Come find me! a voice whispered to her imperiously, not in words but in an urgent violet need and red impatience, swathing her in folds of yellow and brown. The woods stood silent before her, and the deer totems seemed to swell with life and a pressing power, but Briony was set on the brown pelt and yellow stripes in her mind.

"How do I find you?" Briony cried, lost among the roots of the Wardtree, feeling tears track down her cheeks. That secret half of her soul tugged at her, commanding, Come! with an imperious burst of incomprehensible emotion. She stumbled, pressing over root and branch and ducking around totems that fell lifelessly before her, feeling her fingers itch to find soft umber fur and a wet nose. The feeling swelled within her, like a game of cat and mouse, until she found herself climbing a branch, and climbing another, until the feeling swelled so greatly Briony felt her heart burst in her ribs.

She was holding a totem, plucked from a nub in the branch, a totem so small it fit between both of her hands.

The swelling of the woods and the call of the deer seemed to cease. The woods suddenly felt empty. The totem was glowing and warm and somehow knowing, as though it could see into Briony’s heart and soul and had judged and found her worthy, and Briony clung to the branch with her doe – for she knew it was a doe, coloured like the precious jasper she cut into her jewellery, with golden stripes whittled into the hinds – nestled to her chest.

"Jasper," she gasped, dripping tears onto the stone. "I’ve found you."
PostPosted: Tue Dec 20, 2011 1:20 pm


The Wardwood had fallen silent after she had plucked the deer statue from the Wardtree. The trees were not bowing at her, or whispering at her, and the hoofbeats and colours that had filled her mind were gone. The woods were bright and airy and the sounds of wildlife twittered around her. Briony clutched at the branch with trembling fingers, her tears still staining her face. What – what – she stammered to herself incoherently, what happened?

The need that had filled her for the past day was suddenly gone, leaving a cavernous vacuum in her chest. It should have felt horrible, but instead there was a steady waiting beating within her lungs, and she suddenly was calm again, her mind and will returned to her. Briony stared down at the totem of Jasper, and felt like patting at her cheeks and pinching at her skin to make sure she wasn’t a dream. The stone seemed to warm and laugh at her for her thoughts.

I clutched at her like a fishwife after seeing her husband! Briony thought in horror, staring at the deer totem. What was I thinking? I must have been completely addled! The totem’s whorls seemed to dance with amusement at this.

"I will ignore you," Briony said stoutly to the deer – Jasper, her mind corrected her. "If you have nothing better to do than laugh at me, then you are beneath my notice!"

She placed the deer statue into an apron pocket, wincing at the state of her dress. Mama would have stripped me! she moaned internally, feeling obstinate and pained as she often did when she thought of home. Glancing at the ground from high atop the Wardtree, Briony wondered how she had managed to climb so high without falling. The smith clung to the branch, queasy, when she remembered.
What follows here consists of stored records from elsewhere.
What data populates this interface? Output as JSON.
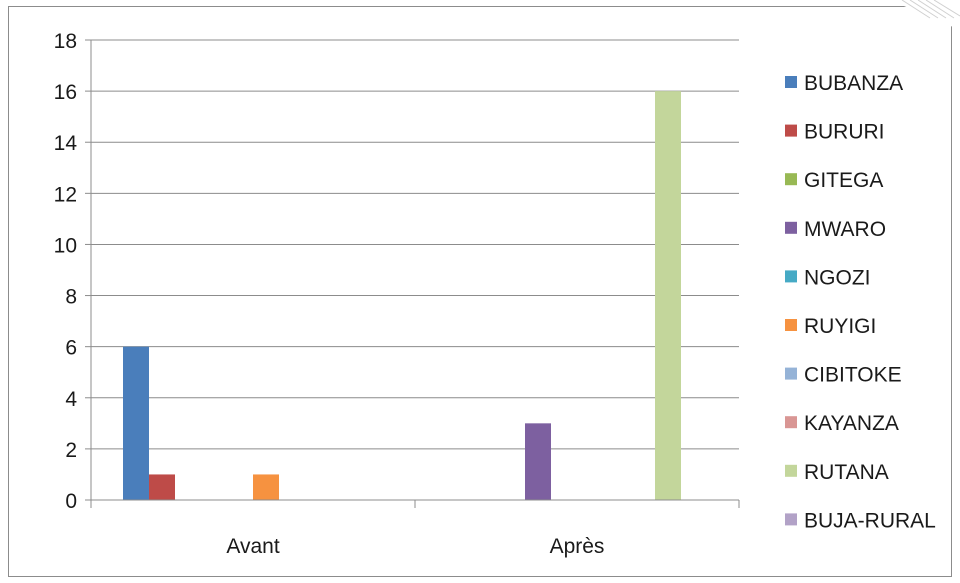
{
  "chart_data": {
    "type": "bar",
    "title": "",
    "xlabel": "",
    "ylabel": "",
    "ylim": [
      0,
      18
    ],
    "yticks": [
      0,
      2,
      4,
      6,
      8,
      10,
      12,
      14,
      16,
      18
    ],
    "grid": true,
    "legend_position": "right",
    "categories": [
      "Avant",
      "Après"
    ],
    "series": [
      {
        "name": "BUBANZA",
        "color": "#4a7ebb",
        "values": [
          6,
          0
        ]
      },
      {
        "name": "BURURI",
        "color": "#be4b48",
        "values": [
          1,
          0
        ]
      },
      {
        "name": "GITEGA",
        "color": "#98b954",
        "values": [
          0,
          0
        ]
      },
      {
        "name": "MWARO",
        "color": "#7d60a0",
        "values": [
          0,
          3
        ]
      },
      {
        "name": "NGOZI",
        "color": "#46aac5",
        "values": [
          0,
          0
        ]
      },
      {
        "name": "RUYIGI",
        "color": "#f69240",
        "values": [
          1,
          0
        ]
      },
      {
        "name": "CIBITOKE",
        "color": "#95b3d7",
        "values": [
          0,
          0
        ]
      },
      {
        "name": "KAYANZA",
        "color": "#d99694",
        "values": [
          0,
          0
        ]
      },
      {
        "name": "RUTANA",
        "color": "#c3d69b",
        "values": [
          0,
          16
        ]
      },
      {
        "name": "BUJA-RURAL",
        "color": "#b2a2c7",
        "values": [
          0,
          0
        ]
      }
    ]
  }
}
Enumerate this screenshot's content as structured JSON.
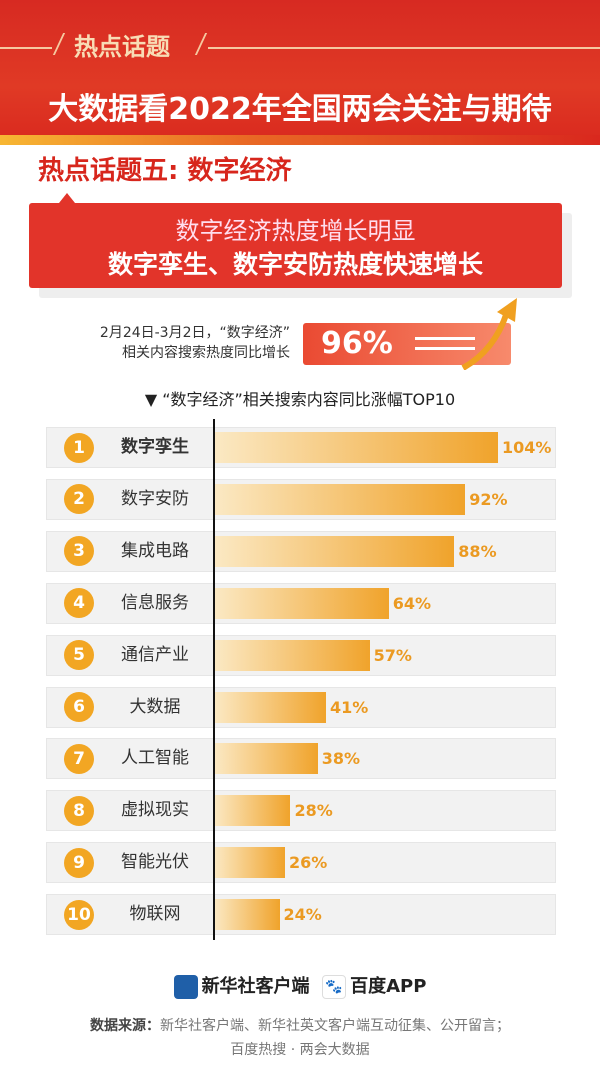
{
  "header": {
    "tag": "热点话题",
    "title": "大数据看2022年全国两会关注与期待"
  },
  "subtitle": "热点话题五: 数字经济",
  "banner": {
    "line1": "数字经济热度增长明显",
    "line2": "数字孪生、数字安防热度快速增长"
  },
  "highlight": {
    "note_line1": "2月24日-3月2日，“数字经济”",
    "note_line2": "相关内容搜索热度同比增长",
    "value": "96%"
  },
  "colors": {
    "red": "#e2342a",
    "bar": "#f0a32b",
    "rank": "#f2a623"
  },
  "chart_data": {
    "type": "bar",
    "orientation": "horizontal",
    "title": "▼ “数字经济”相关搜索内容同比涨幅TOP10",
    "ranks": [
      "1",
      "2",
      "3",
      "4",
      "5",
      "6",
      "7",
      "8",
      "9",
      "10"
    ],
    "categories": [
      "数字孪生",
      "数字安防",
      "集成电路",
      "信息服务",
      "通信产业",
      "大数据",
      "人工智能",
      "虚拟现实",
      "智能光伏",
      "物联网"
    ],
    "values": [
      104,
      92,
      88,
      64,
      57,
      41,
      38,
      28,
      26,
      24
    ],
    "labels": [
      "104%",
      "92%",
      "88%",
      "64%",
      "57%",
      "41%",
      "38%",
      "28%",
      "26%",
      "24%"
    ],
    "unit": "%"
  },
  "footer": {
    "logo1": "新华社客户端",
    "logo2": "百度APP",
    "source_label": "数据来源：",
    "source_line1": "新华社客户端、新华社英文客户端互动征集、公开留言；",
    "source_line2": "百度热搜 · 两会大数据"
  }
}
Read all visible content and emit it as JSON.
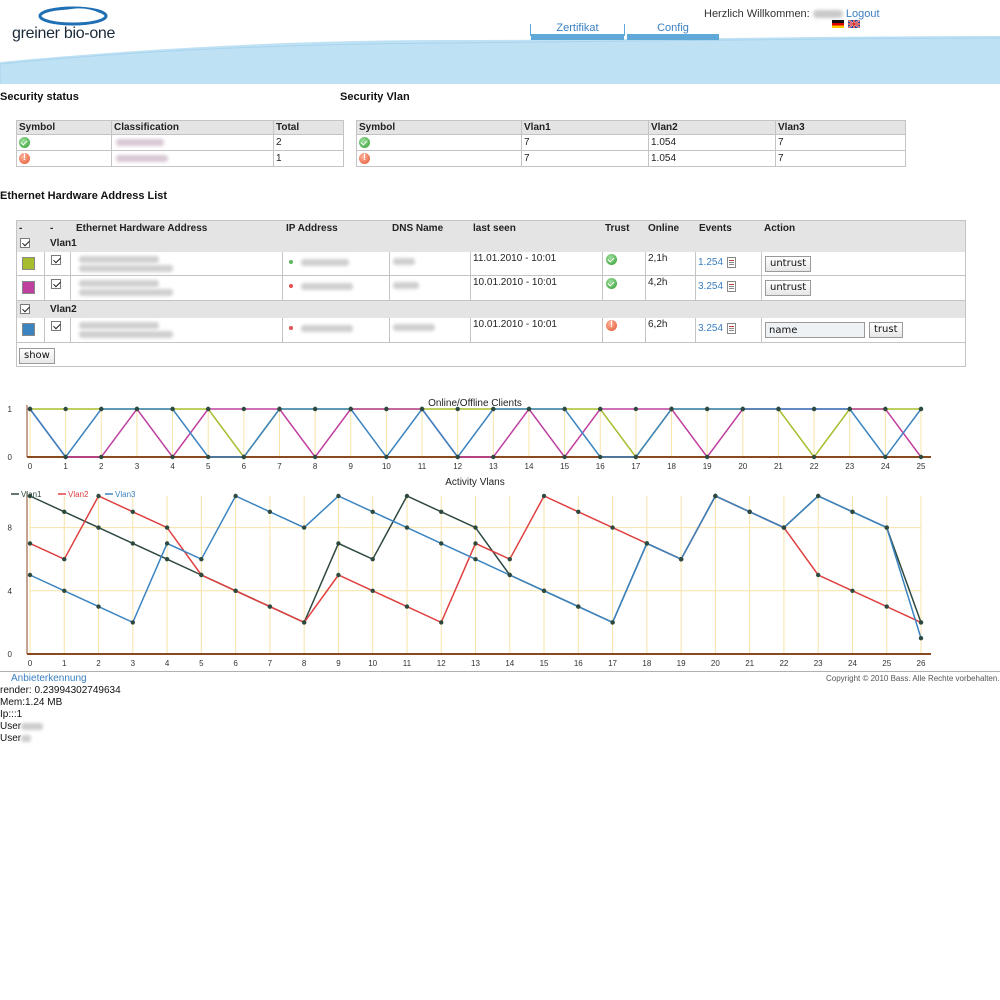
{
  "header": {
    "brand": "greiner bio-one",
    "nav": [
      {
        "label": "Zertifikat"
      },
      {
        "label": "Config"
      }
    ],
    "welcome": "Herzlich Willkommen:",
    "logout": "Logout"
  },
  "security_status": {
    "title": "Security status",
    "columns": [
      "Symbol",
      "Classification",
      "Total"
    ],
    "rows": [
      {
        "status": "ok",
        "total": "2"
      },
      {
        "status": "bad",
        "total": "1"
      }
    ]
  },
  "security_vlan": {
    "title": "Security Vlan",
    "columns": [
      "Symbol",
      "Vlan1",
      "Vlan2",
      "Vlan3"
    ],
    "rows": [
      {
        "status": "ok",
        "vlan1": "7",
        "vlan2": "1.054",
        "vlan3": "7"
      },
      {
        "status": "bad",
        "vlan1": "7",
        "vlan2": "1.054",
        "vlan3": "7"
      }
    ]
  },
  "ethernet": {
    "title": "Ethernet Hardware Address List",
    "columns": [
      "-",
      "-",
      "Ethernet Hardware Address",
      "IP Address",
      "DNS Name",
      "last seen",
      "Trust",
      "Online",
      "Events",
      "Action"
    ],
    "groups": [
      {
        "label": "Vlan1",
        "rows": [
          {
            "color": "#a8bd2e",
            "dot": "#5cb85c",
            "last_seen": "11.01.2010 - 10:01",
            "trust": "ok",
            "online": "2,1h",
            "events": "1.254",
            "action": "untrust"
          },
          {
            "color": "#c040a0",
            "dot": "#e05050",
            "last_seen": "10.01.2010 - 10:01",
            "trust": "ok",
            "online": "4,2h",
            "events": "3.254",
            "action": "untrust"
          }
        ]
      },
      {
        "label": "Vlan2",
        "rows": [
          {
            "color": "#3c84c0",
            "dot": "#e05050",
            "last_seen": "10.01.2010 - 10:01",
            "trust": "bad",
            "online": "6,2h",
            "events": "3.254",
            "action": "trust",
            "name_value": "name"
          }
        ]
      }
    ],
    "show_button": "show"
  },
  "chart_data": [
    {
      "type": "line",
      "title": "Online/Offline Clients",
      "x": [
        0,
        1,
        2,
        3,
        4,
        5,
        6,
        7,
        8,
        9,
        10,
        11,
        12,
        13,
        14,
        15,
        16,
        17,
        18,
        19,
        20,
        21,
        22,
        23,
        24,
        25
      ],
      "ylim": [
        0,
        1
      ],
      "yticks": [
        0,
        1
      ],
      "grid": true,
      "series": [
        {
          "color": "#a8bd2e",
          "values": [
            1,
            1,
            1,
            1,
            1,
            1,
            0,
            1,
            1,
            1,
            1,
            1,
            1,
            1,
            1,
            1,
            1,
            0,
            1,
            1,
            1,
            1,
            0,
            1,
            1,
            1
          ]
        },
        {
          "color": "#c040a0",
          "values": [
            1,
            0,
            0,
            1,
            0,
            1,
            1,
            1,
            0,
            1,
            1,
            1,
            0,
            0,
            1,
            0,
            1,
            1,
            1,
            0,
            1,
            1,
            1,
            1,
            1,
            0
          ]
        },
        {
          "color": "#3c84c0",
          "values": [
            1,
            0,
            1,
            1,
            1,
            0,
            0,
            1,
            1,
            1,
            0,
            1,
            0,
            1,
            1,
            1,
            0,
            0,
            1,
            1,
            1,
            1,
            1,
            1,
            0,
            1
          ]
        }
      ]
    },
    {
      "type": "line",
      "title": "Activity Vlans",
      "x": [
        0,
        1,
        2,
        3,
        4,
        5,
        6,
        7,
        8,
        9,
        10,
        11,
        12,
        13,
        14,
        15,
        16,
        17,
        18,
        19,
        20,
        21,
        22,
        23,
        24,
        25,
        26
      ],
      "ylim": [
        0,
        10
      ],
      "yticks": [
        0,
        4,
        8
      ],
      "grid": true,
      "legend": "top-left",
      "series": [
        {
          "name": "Vlan1",
          "color": "#2e4a40",
          "values": [
            10,
            9,
            8,
            7,
            6,
            5,
            4,
            3,
            2,
            7,
            6,
            10,
            9,
            8,
            5,
            4,
            3,
            2,
            7,
            6,
            10,
            9,
            8,
            10,
            9,
            8,
            2
          ]
        },
        {
          "name": "Vlan2",
          "color": "#e04040",
          "values": [
            7,
            6,
            10,
            9,
            8,
            5,
            4,
            3,
            2,
            5,
            4,
            3,
            2,
            7,
            6,
            10,
            9,
            8,
            7,
            6,
            10,
            9,
            8,
            5,
            4,
            3,
            2
          ]
        },
        {
          "name": "Vlan3",
          "color": "#3c84c0",
          "values": [
            5,
            4,
            3,
            2,
            7,
            6,
            10,
            9,
            8,
            10,
            9,
            8,
            7,
            6,
            5,
            4,
            3,
            2,
            7,
            6,
            10,
            9,
            8,
            10,
            9,
            8,
            1
          ]
        }
      ]
    }
  ],
  "footer": {
    "anbieter": "Anbieterkennung",
    "copyright": "Copyright © 2010 Bass. Alle Rechte vorbehalten.",
    "debug": [
      "render: 0.23994302749634",
      "Mem:1.24 MB",
      "Ip:::1",
      "User",
      "User"
    ]
  }
}
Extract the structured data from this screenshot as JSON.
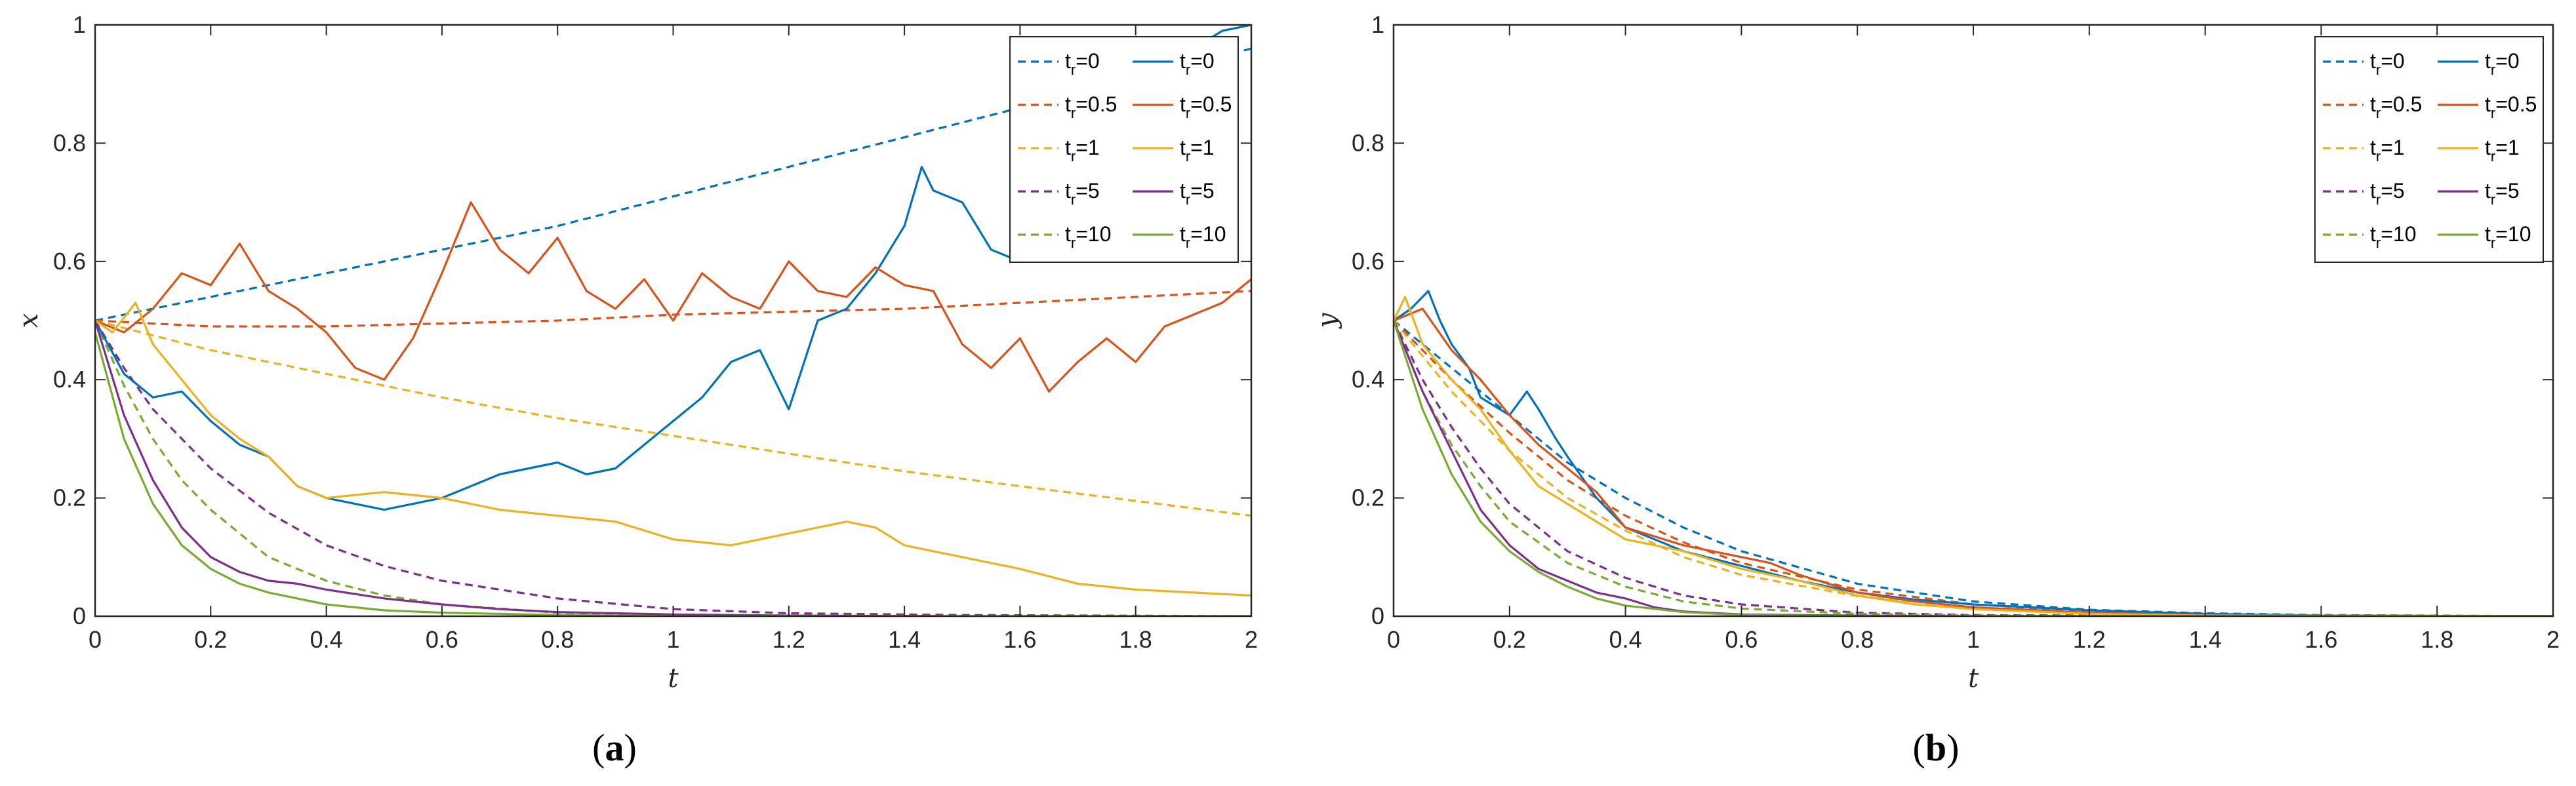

"Papa Georgee!" she gasped, her head shooting up. "He’s still waiting for me!"

The totems sprouting from the branch rustled at her motion. Briony glanced at them uneasily, lifting a hand to pull her knotted hair out of her face, but they were dead and silent like the carvings she would find at a side market. Briony patted Jasper, still resting and warm in her pocket, and stared down below her in an attempt to find a way down. The branches, so large and strong before, felt like twigs.

"This is entirely your fault," she whispered to Jasper, as she tentatively dropped her foot onto a lower branch.